От унижения Стемнин чуть не плакал.
— Бросьте! Вы что, обиделись? Я же пошутил, понимаете?
Стемнин стоял, не поднимая головы.
— Илья Константинович, у меня у самого рядом с домом огород. Когда есть время, я тоже люблю… Кстати! Есть секретный способ, как получить триста огурцов с одной плети. Хотите, расскажу?
— Не люблю земледелия, — угрюмо буркнул Стемнин. — В отличие от вас и моей мамы.
— Да пойдемте же. Мы не закончили разговор.
Вечер был еще неочевиден, разве что краски сделались глубже: теплые — светлее, темные — холоднее.
2
Пока «ягуар» полз по Гоголевскому в очереди «лад», «газелей» и подержанных «тойот», Стемнин мысленно пытался разглядеть ту, которой предстояло написать письмо. Веденцов не назвал ее по имени, и это ужасно мешало воображению. «Пишите пока N. Например, моя прекрасная N, в таком роде. А там видно будет». «N» напоминало паранджу или ширму, за которой едва угадывались чьи-то размытые очертания.
Из обрывочного рассказа Веденцова бывший преподаватель понял, что девушка музыкантша, скрипачка, играет в оркестре и в модном квартете («разве бывают модные квартеты?»), который был приглашен в Загреб на открытие веденцовского отеля. Не то чтобы гордячка, но совершенно не ведется на статус, деньги («На все то, в чем ты ощущаешь себя лучше других», — не без ехидства подумал Стемнин), на громкие имена. Между Веденцовым и девушкой состоялось два коротких разговора. Девушка была доброжелательна, смеялась, когда было смешно…
— Как тебе, то есть вам, сказать… Бывает у них такой смех, русалочий типа. Когда смеются, просто чтобы зубами сверкать, покраснеть, вообще показать свою впечатлительность и прикольность, что ли… Ты потом думаешь: над чем она смеялась? А эта… Похоже, ей все равно, какая она. Нравится — не нравится… Просто знает, что нравится, и очень спокойна насчет этого. Даже слишком…
— Может, от кого-то — фиолетово, а от кого-то нет?

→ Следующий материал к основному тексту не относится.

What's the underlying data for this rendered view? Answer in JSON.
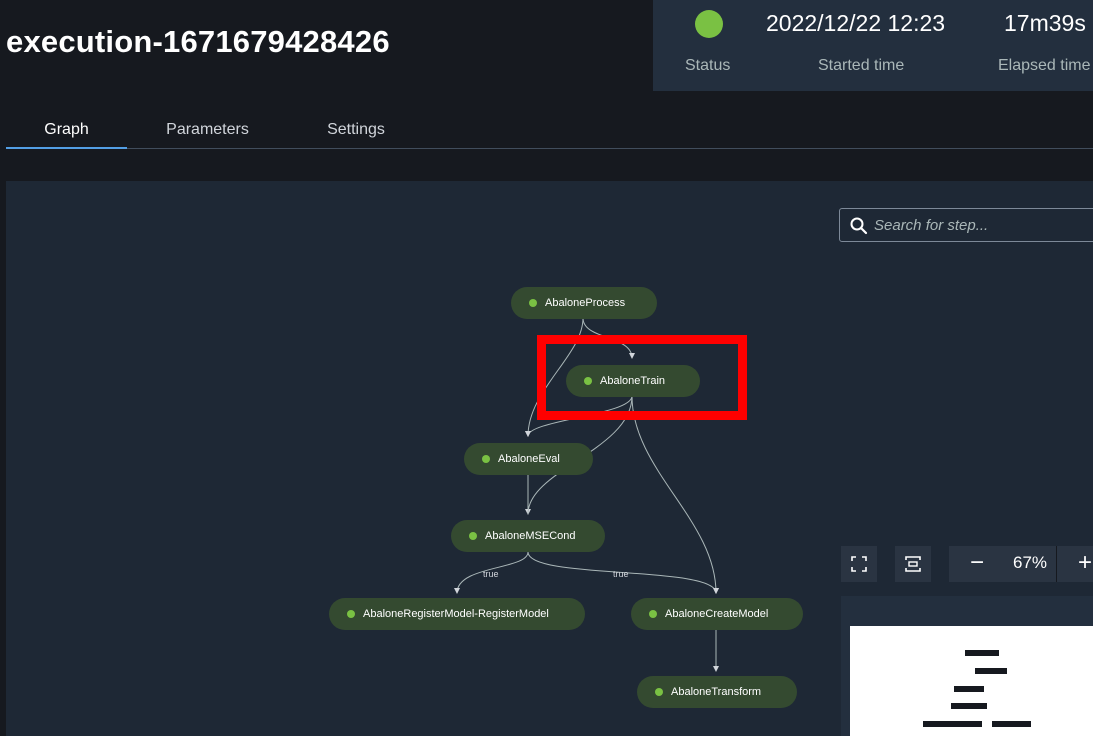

— Все может быть. Но обычно девочка стреляет не целясь. Кого накроет. Недавно попытался сформулировать, что такое идеальная женщина.
— Такие бывают?
— Идеальная для меня. Она должна быть открытая и таинственная. Смешливая и умеющая плакать. Добрая и легкая на подъем. Чтобы выглядела как дорогая шлюха, но была верная однолюбка с прозрачной душой. Пусть будет немного упрямой, но готовой к переговорам… А те, что были раньше, в лучшем случае выглядели как дорогие шлюхи. По той простой причине, что и были ими… Но эта… Тут другое что-то. Она… Как сказать…
— Неуловимая?
— Да, тонкая.
— Заносчивая? Недоступная? Недотрога?
— Нет, она очень простая. У меня к ней нет ключа. Вообще-то у меня миллион ключей. Ни один не подходит! — В голосе Валентина слышалось что-то вроде вдохновения, радость достойному противнику. И тут же, без перехода: —
На Комсомольском проспекте «ягуару» удалось выпутаться из потока машин, и он ровно и мощно полетел мимо размываемых скоростью Николая Чудотворца, старинных армейских казарм, бетонных столбов Дома молодежи и зеленоглазых светофоров к реке.
3
Вечер чисто остывал за стеклом, гул огромного города распадался на редеющие звуки, в попыхивающей паром кастрюле на кухне томились овощи, а бывший преподаватель писал письмо туману. Буква N до поры до времени была отброшена, Стемнин решил в черновике обращаться к девушке по имени, пусть даже оно будет чужим. Он не знал не только адресата, но и того, кто сейчас сидел над листом бумаги вместе с ним и вместо него. Властного, решительного, уверенного в себе, способного одним жестом внушать свою волю другим. Ему не хватало какого-то связующего звена между твердостью повелительной воли и смягчением под властью чувств. Подумав, Стемнин шагнул к полке, провел пальцем по пластиковым ребрам и вытянул плоскую коробочку. Через полминуты раздались шаги фортепианного аккомпанемента — и выглянул тонкий росток мелодии, печальный сквозняк далекой весны. К туману следовало писать туманом.
«Здравствуй, Алена!
Сегодня я оказываюсь в новой роли, меня это смущает. Пришлось собрать в кулак всю решительность, чтобы написать тебе. Ежедневно мне приходится иметь дело с самыми разными персонажами, от настроения которых зависит не только моя работа, но и жизнь многих людей. Если бы каждое мгновение я думал о грузе этой ответственности и о важности мнения всех на свете, я бы не смог сделать ни шагу. Хирург во время операции не должен чувствовать боль пациента, иначе операция пройдет неудачно. Из этого следует, что в повседневной жизни я не слишком часто волнуюсь из-за настроения партнеров, подчиненных, конкурентов. Просто делаю свое дело.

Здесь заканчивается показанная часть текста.